Conseil de la ville de Casablanca : Sans surprise, Sajid réussi son passage

Conseil de la ville de Casablanca : Sans surprise, Sajid réussi son passage

La session ordinaire d’octobre du conseil de la ville de Casablanca qui s’est déroulée ce jeudi 31 octobre n’avait d’ordinaire que l’intitulé. «  Historique, marquant un virage décisif dans la gestion de la ville de Casablanca », c’est ainsi qu’a été qualifiée cette session par Mohamed Sajid maire de la ville lors de sa présentation.

Et en effet, les élus ne l’on pas démenti.
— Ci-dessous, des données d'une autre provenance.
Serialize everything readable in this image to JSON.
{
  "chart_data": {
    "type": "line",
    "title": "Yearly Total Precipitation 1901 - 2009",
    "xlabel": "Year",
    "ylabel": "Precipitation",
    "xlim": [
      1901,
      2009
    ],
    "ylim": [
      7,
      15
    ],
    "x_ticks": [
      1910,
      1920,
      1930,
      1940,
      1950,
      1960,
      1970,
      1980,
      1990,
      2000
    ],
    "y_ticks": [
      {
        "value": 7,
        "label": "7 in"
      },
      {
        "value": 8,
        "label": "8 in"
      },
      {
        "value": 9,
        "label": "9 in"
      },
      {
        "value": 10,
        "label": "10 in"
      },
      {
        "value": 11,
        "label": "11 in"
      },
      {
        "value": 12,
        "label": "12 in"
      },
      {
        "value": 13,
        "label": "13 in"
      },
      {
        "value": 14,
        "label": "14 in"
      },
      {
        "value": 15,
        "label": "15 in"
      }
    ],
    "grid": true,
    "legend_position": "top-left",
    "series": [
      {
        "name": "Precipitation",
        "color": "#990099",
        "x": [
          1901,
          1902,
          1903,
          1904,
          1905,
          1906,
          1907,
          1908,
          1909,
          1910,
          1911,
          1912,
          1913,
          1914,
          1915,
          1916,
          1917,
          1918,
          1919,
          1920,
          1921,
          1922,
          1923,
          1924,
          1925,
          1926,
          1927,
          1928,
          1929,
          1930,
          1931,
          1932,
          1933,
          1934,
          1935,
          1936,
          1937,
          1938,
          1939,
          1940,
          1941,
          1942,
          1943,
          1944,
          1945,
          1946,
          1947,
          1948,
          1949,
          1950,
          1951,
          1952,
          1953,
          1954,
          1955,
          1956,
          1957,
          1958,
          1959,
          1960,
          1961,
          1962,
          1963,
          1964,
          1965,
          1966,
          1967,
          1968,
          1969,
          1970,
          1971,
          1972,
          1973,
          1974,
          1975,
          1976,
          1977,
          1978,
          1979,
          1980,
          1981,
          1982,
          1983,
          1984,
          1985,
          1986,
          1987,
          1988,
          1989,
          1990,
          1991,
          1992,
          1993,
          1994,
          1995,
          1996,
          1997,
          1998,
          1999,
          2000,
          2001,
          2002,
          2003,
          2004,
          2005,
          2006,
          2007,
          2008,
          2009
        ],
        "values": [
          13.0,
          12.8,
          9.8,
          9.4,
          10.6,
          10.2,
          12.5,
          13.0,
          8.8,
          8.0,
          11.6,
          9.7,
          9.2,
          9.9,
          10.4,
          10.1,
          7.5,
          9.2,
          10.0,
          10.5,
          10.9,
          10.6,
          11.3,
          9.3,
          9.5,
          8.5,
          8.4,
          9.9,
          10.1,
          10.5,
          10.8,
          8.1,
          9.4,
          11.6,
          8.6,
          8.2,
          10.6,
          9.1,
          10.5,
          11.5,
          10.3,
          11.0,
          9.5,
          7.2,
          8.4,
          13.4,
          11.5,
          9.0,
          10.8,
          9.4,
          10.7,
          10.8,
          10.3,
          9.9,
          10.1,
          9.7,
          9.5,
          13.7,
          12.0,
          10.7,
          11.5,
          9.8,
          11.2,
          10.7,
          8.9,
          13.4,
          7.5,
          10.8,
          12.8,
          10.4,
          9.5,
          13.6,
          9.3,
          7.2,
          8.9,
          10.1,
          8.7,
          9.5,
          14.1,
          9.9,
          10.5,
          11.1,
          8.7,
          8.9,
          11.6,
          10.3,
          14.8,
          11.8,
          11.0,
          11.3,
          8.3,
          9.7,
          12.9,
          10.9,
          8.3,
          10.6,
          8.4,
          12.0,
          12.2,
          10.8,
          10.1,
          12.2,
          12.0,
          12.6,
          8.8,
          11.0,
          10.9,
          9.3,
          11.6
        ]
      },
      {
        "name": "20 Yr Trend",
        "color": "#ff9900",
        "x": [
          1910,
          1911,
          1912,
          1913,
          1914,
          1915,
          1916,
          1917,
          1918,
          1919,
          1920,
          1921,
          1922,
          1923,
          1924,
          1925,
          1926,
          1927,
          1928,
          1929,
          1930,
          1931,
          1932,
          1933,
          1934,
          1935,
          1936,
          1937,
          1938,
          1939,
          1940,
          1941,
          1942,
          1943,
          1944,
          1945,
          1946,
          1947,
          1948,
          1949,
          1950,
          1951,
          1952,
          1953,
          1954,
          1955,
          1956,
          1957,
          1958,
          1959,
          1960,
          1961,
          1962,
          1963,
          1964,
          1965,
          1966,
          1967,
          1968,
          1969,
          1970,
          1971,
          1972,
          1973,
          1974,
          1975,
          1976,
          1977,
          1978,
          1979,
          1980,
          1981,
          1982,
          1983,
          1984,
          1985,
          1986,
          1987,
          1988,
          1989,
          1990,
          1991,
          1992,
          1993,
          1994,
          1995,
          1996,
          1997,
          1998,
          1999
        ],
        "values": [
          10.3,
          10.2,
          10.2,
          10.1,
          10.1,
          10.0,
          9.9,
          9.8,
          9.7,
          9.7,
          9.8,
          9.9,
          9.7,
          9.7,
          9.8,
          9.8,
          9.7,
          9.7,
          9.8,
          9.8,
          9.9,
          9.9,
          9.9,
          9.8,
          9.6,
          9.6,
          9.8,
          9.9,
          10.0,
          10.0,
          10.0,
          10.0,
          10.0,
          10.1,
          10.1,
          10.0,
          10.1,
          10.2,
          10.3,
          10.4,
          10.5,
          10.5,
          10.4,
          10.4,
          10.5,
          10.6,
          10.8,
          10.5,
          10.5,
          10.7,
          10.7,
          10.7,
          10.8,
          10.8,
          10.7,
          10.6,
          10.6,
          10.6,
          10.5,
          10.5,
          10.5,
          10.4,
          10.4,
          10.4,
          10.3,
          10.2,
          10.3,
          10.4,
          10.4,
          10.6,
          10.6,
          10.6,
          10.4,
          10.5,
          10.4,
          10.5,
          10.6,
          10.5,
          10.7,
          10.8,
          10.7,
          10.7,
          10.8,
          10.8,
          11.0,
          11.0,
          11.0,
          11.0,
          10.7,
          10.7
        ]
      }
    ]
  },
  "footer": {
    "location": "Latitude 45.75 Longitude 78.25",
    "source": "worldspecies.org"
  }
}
Preuve en est leur présence massive… Un record. Les débats n’en étaient que plus ardents. Tous affichaient leur volonté d’en découdre avec les problèmes de la ville dénoncés dans le discours royal du 11 octobre dernier.

Les problèmes d’infrastructure, de transport, de contrats de gestion des déchets, de pollution et de stations d’épuration des eaux usées, de bidonvilles, d’inégalités de développement entre les zones, de panneaux d’affichage, d’habitations menaçant ruine….  Tout y est passé !

Evoqués longuement, « ces maux pour la plupart en cours de traitement, feront l’objet d’un plan d’urgence ainsi que d’un plan à moyen terme qui seront élaborés dans les prochaines semaines», a indiqué le maire. M.Sajid a promis plusieurs projets phares visant à régler la situation,  et notamment  le tram suspendu « qui devrait transporter chaque jour quelque 40.000  passagers et dont les premiers travaux devraient démarrer en mars 2014 » a-t-il promis.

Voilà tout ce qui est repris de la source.